And the baroness, without letting go of Vronsky’s hand, began telling him her latest plans for her life, interspersing it with jokes, and asking for his advice.
‘He keeps refusing to grant me a divorce! Well, what am I to do?’ (‘He’ was her husband.) ‘I want to start proceedings. How would you advise me? Kamerovsky, keep an eye on the coffee, it’s boiling over — you can see I’m busy! I want proceedings, because I need my fortune. Do you understand this stupidity - that I’m supposedly unfaithful to him,’ she said with scorn, ‘and so he wants to have use of my estate?’
Vronsky listened with pleasure to this merry prattle of a pretty woman, agreed with her, gave half-jocular advice, and generally adopted his habitual tone in dealing with women of her kind. In his Petersburg world, all people were divided into two completely opposite sorts. One was the inferior sort: the banal, stupid and, above all, ridiculous people who believed that one husband should live with one wife, whom he has married in church, that a girl should be innocent, a woman modest, a man manly, temperate and firm, that one should raise children, earn one’s bread, pay one’s debts, and other such stupidities. This was an old-fashioned and ridiculous sort of people. But there was another sort of people, the real ones, to which they all belonged, and for whom one had, above all, to be elegant, handsome, magnanimous, bold, gay, to give oneself to every passion without blushing and laugh at everything else.
Vronsky was stunned only for the first moment, after the impressions of a completely different world that he had brought from Moscow; but at once, as if putting his feet into old slippers, he stepped back into his former gay and pleasant world.
The coffee never got made, but splashed on everything and boiled over and produced precisely what was needed - that is, gave an excuse for noise and laughter, spilling on the expensive carpet and the baroness’s dress.
‘Well, good-bye now, or else you’ll never get washed, and I’ll have on my conscience the worst crime of a decent person - uncleanliness. So your advice is a knife at his throat?’
‘Absolutely, and with your little hand close to his lips. He’ll kiss your hand, and all will end well,’ Vronsky replied.
‘Tonight, then, at the French Theatre!’ And she disappeared, her dress rustling.
Kamerovsky also stood up, and Vronsky, not waiting for him to leave, gave him his hand and went to his dressing room.
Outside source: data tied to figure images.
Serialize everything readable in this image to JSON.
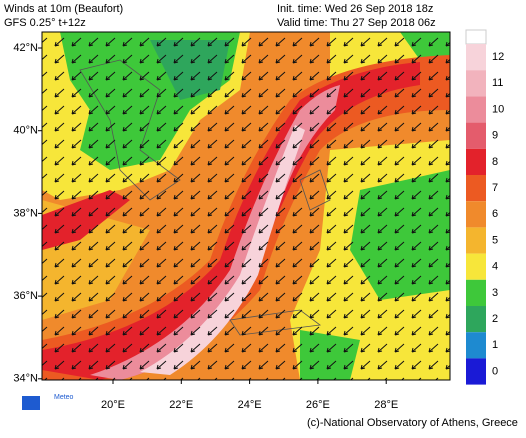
{
  "header": {
    "title": "Winds at 10m (Beaufort)",
    "model": "GFS 0.25° t+12z",
    "init_time": "Init. time: Wed 26 Sep 2018 18z",
    "valid_time": "Valid time: Thu 27 Sep 2018 06z"
  },
  "map": {
    "lat_labels": [
      "42°N",
      "40°N",
      "38°N",
      "36°N",
      "34°N"
    ],
    "lon_labels": [
      "20°E",
      "22°E",
      "24°E",
      "26°E",
      "28°E"
    ]
  },
  "colorbar": [
    {
      "label": "12",
      "color": "#f7d3da"
    },
    {
      "label": "11",
      "color": "#f2b3bd"
    },
    {
      "label": "10",
      "color": "#ec8c9b"
    },
    {
      "label": "9",
      "color": "#e45c6c"
    },
    {
      "label": "8",
      "color": "#e3222b"
    },
    {
      "label": "7",
      "color": "#ec5a22"
    },
    {
      "label": "6",
      "color": "#f08a2c"
    },
    {
      "label": "5",
      "color": "#f4b52e"
    },
    {
      "label": "4",
      "color": "#f7e63a"
    },
    {
      "label": "3",
      "color": "#3ec83a"
    },
    {
      "label": "2",
      "color": "#2ea65c"
    },
    {
      "label": "1",
      "color": "#1e8ad0"
    },
    {
      "label": "0",
      "color": "#1a1ad6"
    }
  ],
  "footer": {
    "logo": "Meteo",
    "credit": "(c)-National Observatory of Athens, Greece"
  }
}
While he washed, Petritsky described his own situation in a few strokes, to the extent that it had changed since Vronsky’s departure. Of money there was none. His father said he would not give him any, nor pay his debts. One tailor wanted to have him locked up, and the other was also threatening to have him locked up without fail. The commander of the regiment announced that if these scandals did not stop, he would have to resign. He was fed up with the baroness, especially since she kept wanting to give him money; but there was one, he would show her to Vronsky, a wonder, a delight, in the severe Levantine style, the ‘slave-girl Rebecca genre,44 you know’. He had also quarrelled yesterday with Berkoshev, who wanted to send his seconds, but surely nothing would come of that. Generally, everything was excellent and extremely jolly. And, not letting his friend go deeper into the details of his situation, Petritsky started telling him all the interesting news. Listening to his so-familiar stories, in the so-familiar surroundings of his apartment of three years, Vronsky experienced the pleasant feeling of returning to his accustomed and carefree Petersburg life.
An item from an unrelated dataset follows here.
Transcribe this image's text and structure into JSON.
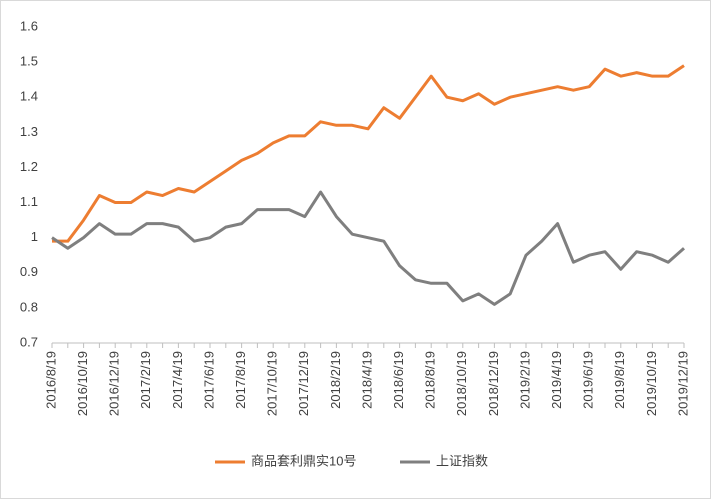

‘It can’t be!’ he cried, releasing the pedal of the washstand from which water poured over his robust red neck. ‘It can’t be!’ he cried at the news that Laura was now with Mileev and had dropped Fertinhoff. ‘And he’s still just as stupid and content? Well, and what about Buzulukov?’
‘Ah, there was a story with Buzulukov - lovely!’ cried Petritsky. ‘He has this passion for balls, and he never misses a single court ball. So he went to a big ball in a new helmet. Have you seen the new helmets? Very good, much lighter. There he stands ... No, listen.’
‘I am listening,’ Vronsky replied, rubbing himself with a Turkish towel.